Corro. E como corro. Corro pelo prazer de correr. Pelo prazer de caçar. Corro firme no objectivo que me guia pela noite fria. Corro cada vez mais. E mais. Salto. Uma e outra vez. Salto. Sinto a textura da madeira, da pedra, da terra. Absorvo cada detalhe. Registo cada movimentação. O instinto animal à flor da pele. O prazer, sempre o prazer.
A inteligência. A persistência. A atenção nos detalhes e a inabalável paciência. Aqui estão as razões do nosso sucesso.
Vislumbro mais à frente uma bifurcação no caminho - corro ainda mais, sem saber porquê. Encontro-te. Vinhas a correr, fazendo uso da tua forte musculatura. De porte maior que o meu, quase que esbarramos um no outro. Desprevenida, e ao mesmo tempo deliciada por este encontro, salto.
Salto! Cravo-te os dentes. E afasto-me. Sinto o sabor do teu sangue na boca. Aos poucos, vai-se envolvendo com a saliva, e o sabor do teu sangue, penetra-me lentamente no corpo. Mordes-me em resposta. Sinto os teus caninos perfurarem-me a pele, e o sangue a brotar. Não estremeço: já estava a espera. Enquanto que eu lambo o teu sangue, e o saboreio, tu manténs-te impávido, e sereno. Gotas do meu sangue e da tua saliva tombam sobre a terra quente e húmida. Não lambes, não saboreias, mas sinto que o meu sangue também se entranha no teu corpo, aos poucos, lentamente.
Mantemos o olhar fixo um no outro. Muitos dizem que os nossos olhos brilham no escuro, poucos porém percebem que nos servimos deles para comunicações mais delicadas. Movimentos minúsculos da musculatura ocular bem como mudanças no tamanho das pupilas, expressam surpresa, perigo, alegria, reconhecimento e outras emoções.
Há muito que nos observamos mutuamente. Há muito que nos estudamos.

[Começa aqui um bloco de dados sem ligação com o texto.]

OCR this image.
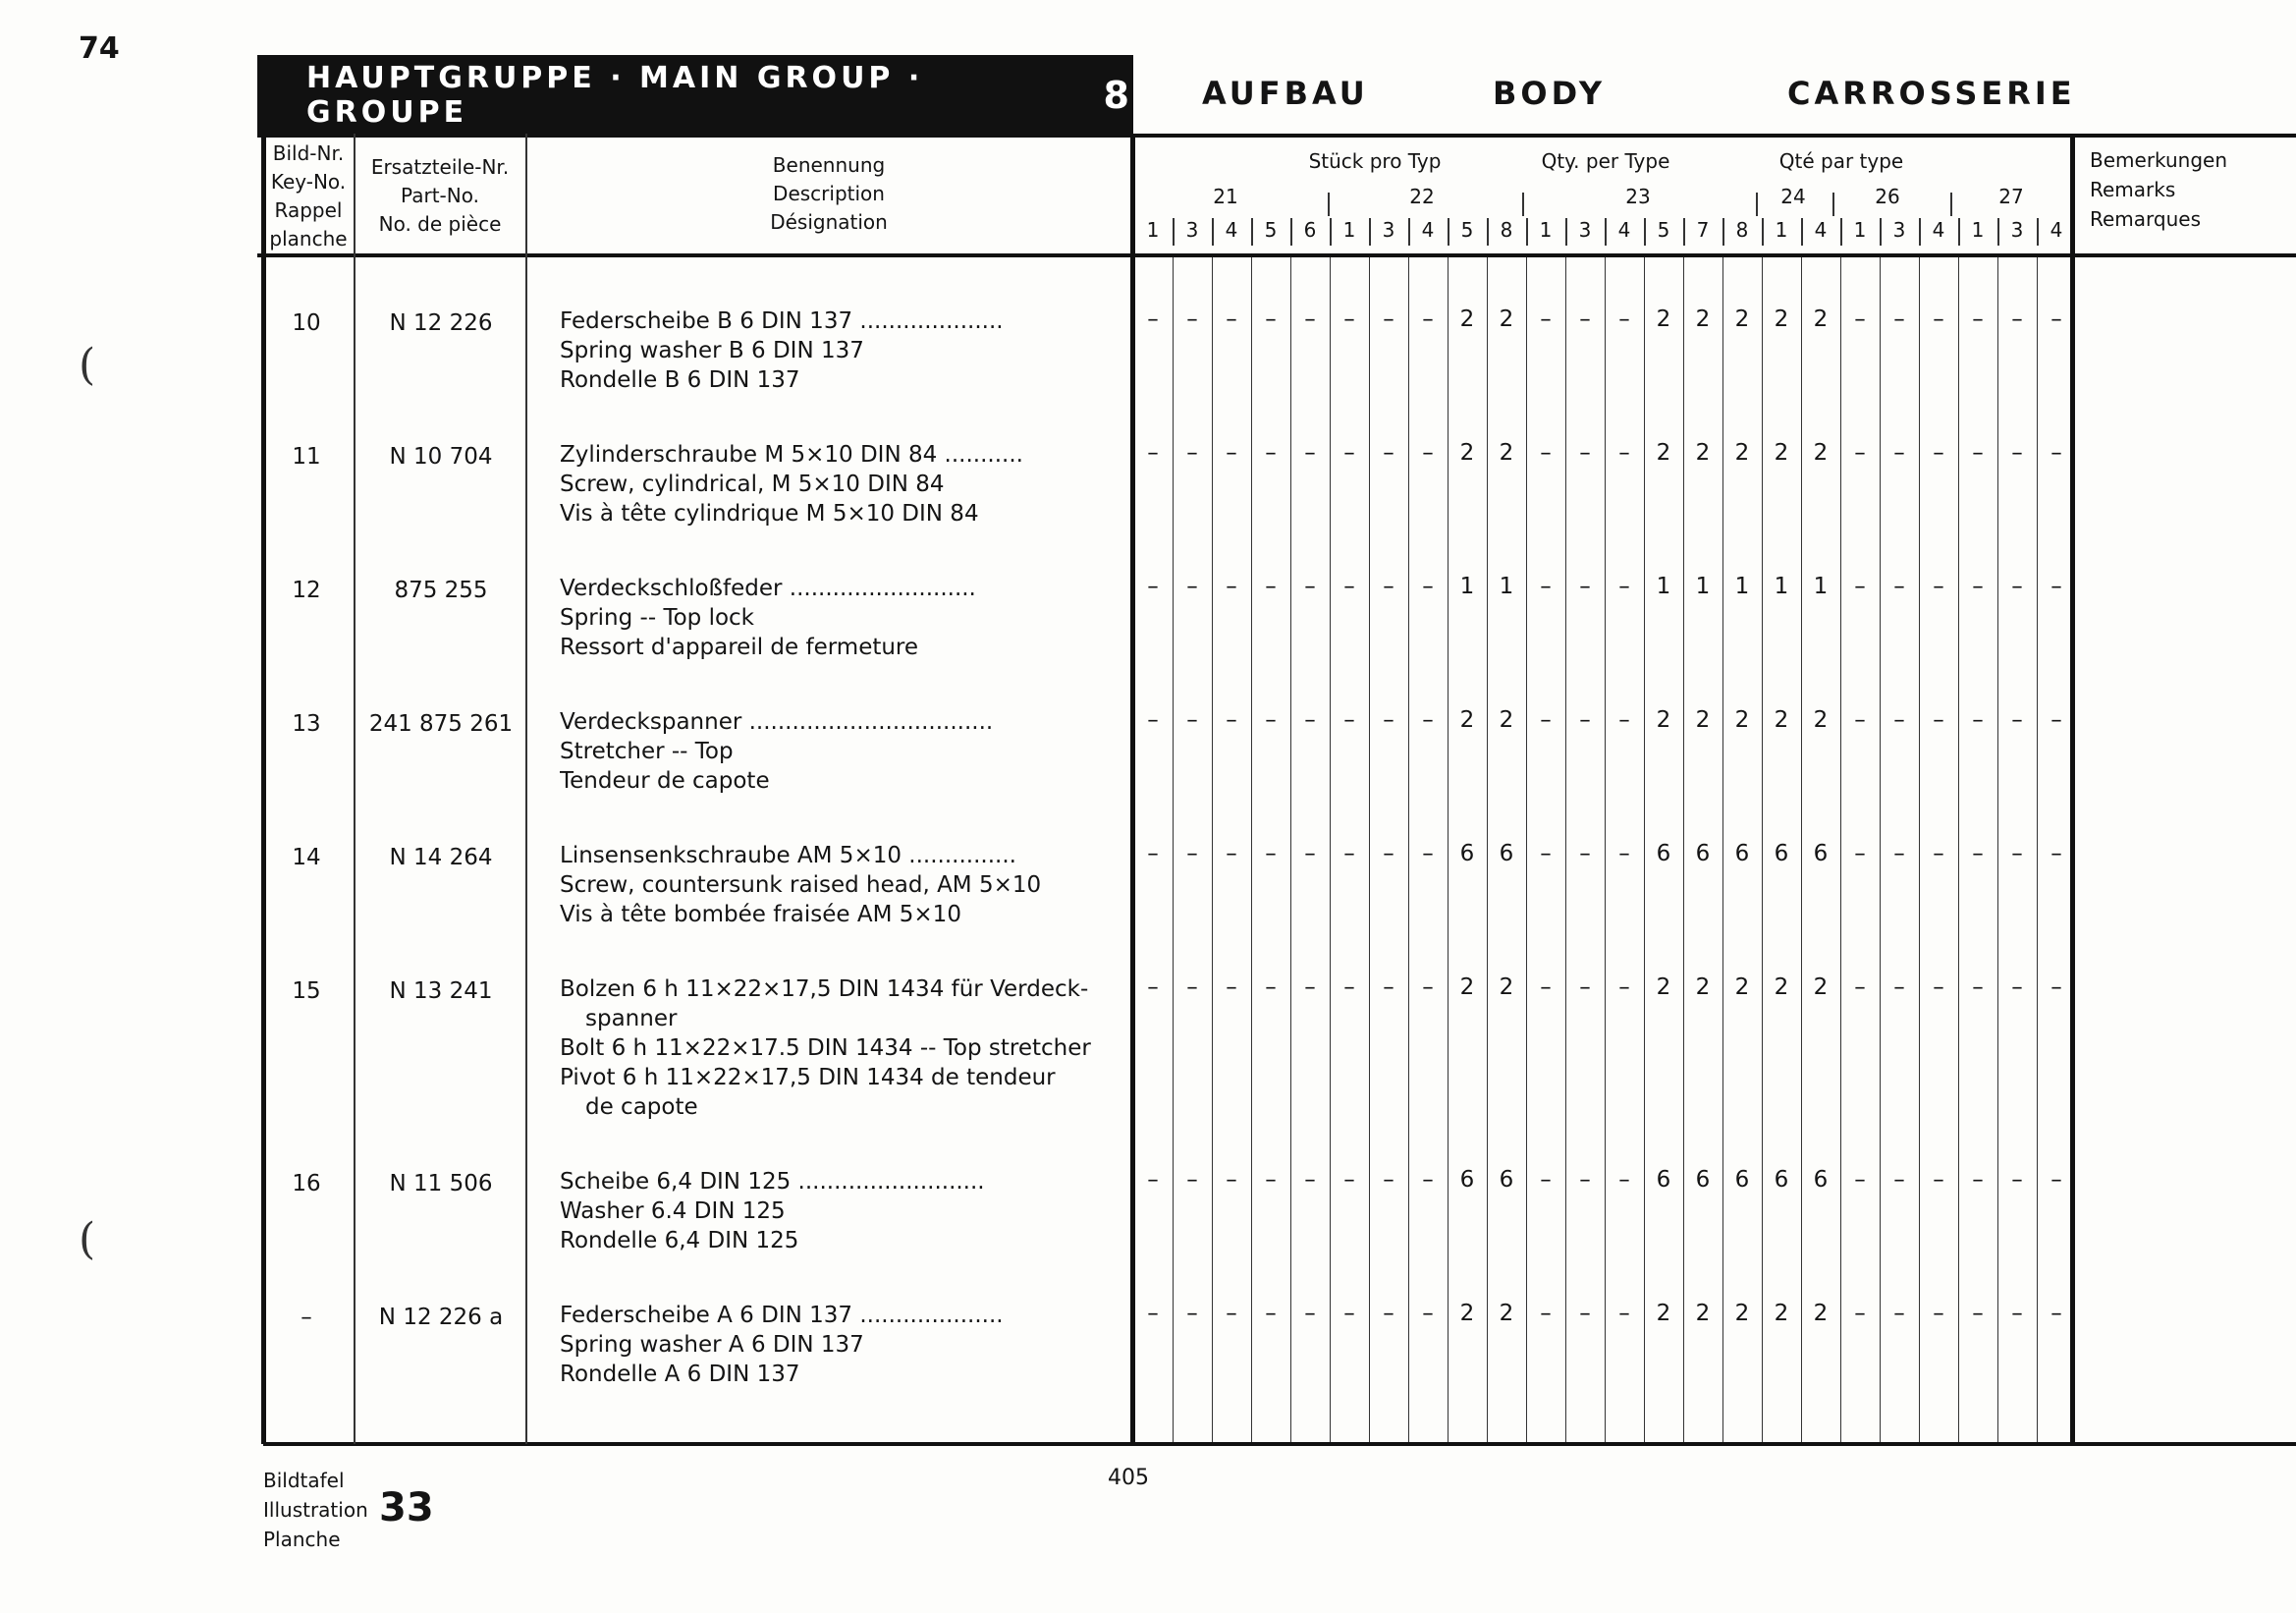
74
(
(
HAUPTGRUPPE · MAIN GROUP · GROUPE	8 AUFBAU	BODY	CARROSSERIE
Bild-Nr.
Key-No.
Rappel
planche
Ersatzteile-Nr.
Part-No.
No. de pièce
Benennung
Description
Désignation
Stück pro Typ	Qty. per Type	Qté par type	Bemerkungen
Remarks
Remarques
21	22	23	24	26	27
1	3	4	5	6	1	3	4	5	8	1	3	4	5	7	8	1	4	1	3	4	1	3	4
10	N 12 226	Federscheibe B 6 DIN 137 ....................
Spring washer B 6 DIN 137
Rondelle B 6 DIN 137
–	–	–	–	–	–	–	–	2	2	–	–	–	2	2	2	2	2	–	–	–	–	–	–
11	N 10 704	Zylinderschraube M 5×10 DIN 84 ...........
Screw, cylindrical, M 5×10 DIN 84
Vis à tête cylindrique M 5×10 DIN 84
–	–	–	–	–	–	–	–	2	2	–	–	–	2	2	2	2	2	–	–	–	–	–	–
12	875 255	Verdeckschloßfeder ..........................
Spring -- Top lock
Ressort d'appareil de fermeture
–	–	–	–	–	–	–	–	1	1	–	–	–	1	1	1	1	1	–	–	–	–	–	–
13	241 875 261	Verdeckspanner ..................................
Stretcher -- Top
Tendeur de capote
–	–	–	–	–	–	–	–	2	2	–	–	–	2	2	2	2	2	–	–	–	–	–	–
14	N 14 264	Linsensenkschraube AM 5×10 ...............
Screw, countersunk raised head, AM 5×10
Vis à tête bombée fraisée AM 5×10
–	–	–	–	–	–	–	–	6	6	–	–	–	6	6	6	6	6	–	–	–	–	–	–
15	N 13 241	Bolzen 6 h 11×22×17,5 DIN 1434 für Verdeck-
spanner
Bolt 6 h 11×22×17.5 DIN 1434 -- Top stretcher
Pivot 6 h 11×22×17,5 DIN 1434 de tendeur
de capote
–	–	–	–	–	–	–	–	2	2	–	–	–	2	2	2	2	2	–	–	–	–	–	–
16	N 11 506	Scheibe 6,4 DIN 125 ..........................
Washer 6.4 DIN 125
Rondelle 6,4 DIN 125
–	–	–	–	–	–	–	–	6	6	–	–	–	6	6	6	6	6	–	–	–	–	–	–
–	N 12 226 a	Federscheibe A 6 DIN 137 ....................
Spring washer A 6 DIN 137
Rondelle A 6 DIN 137
–	–	–	–	–	–	–	–	2	2	–	–	–	2	2	2	2	2	–	–	–	–	–	–
Bildtafel
Illustration
Planche
33
405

Parados, imóveis, todavia atentos, ao mínimo movimento, a cada detalhe - e por dentro, o sangue em ebulição, os músculos a ferver com a adrenalina resultante deste encontro.
Há muito que te sigo. Há muito que me chamaste a atenção. Há muito que o meu objectivo... és tu. Mais jovem, impetuosa, dou um passo para a direita - tu, em resposta, não moves um único músculo. O que resultará deste encontro?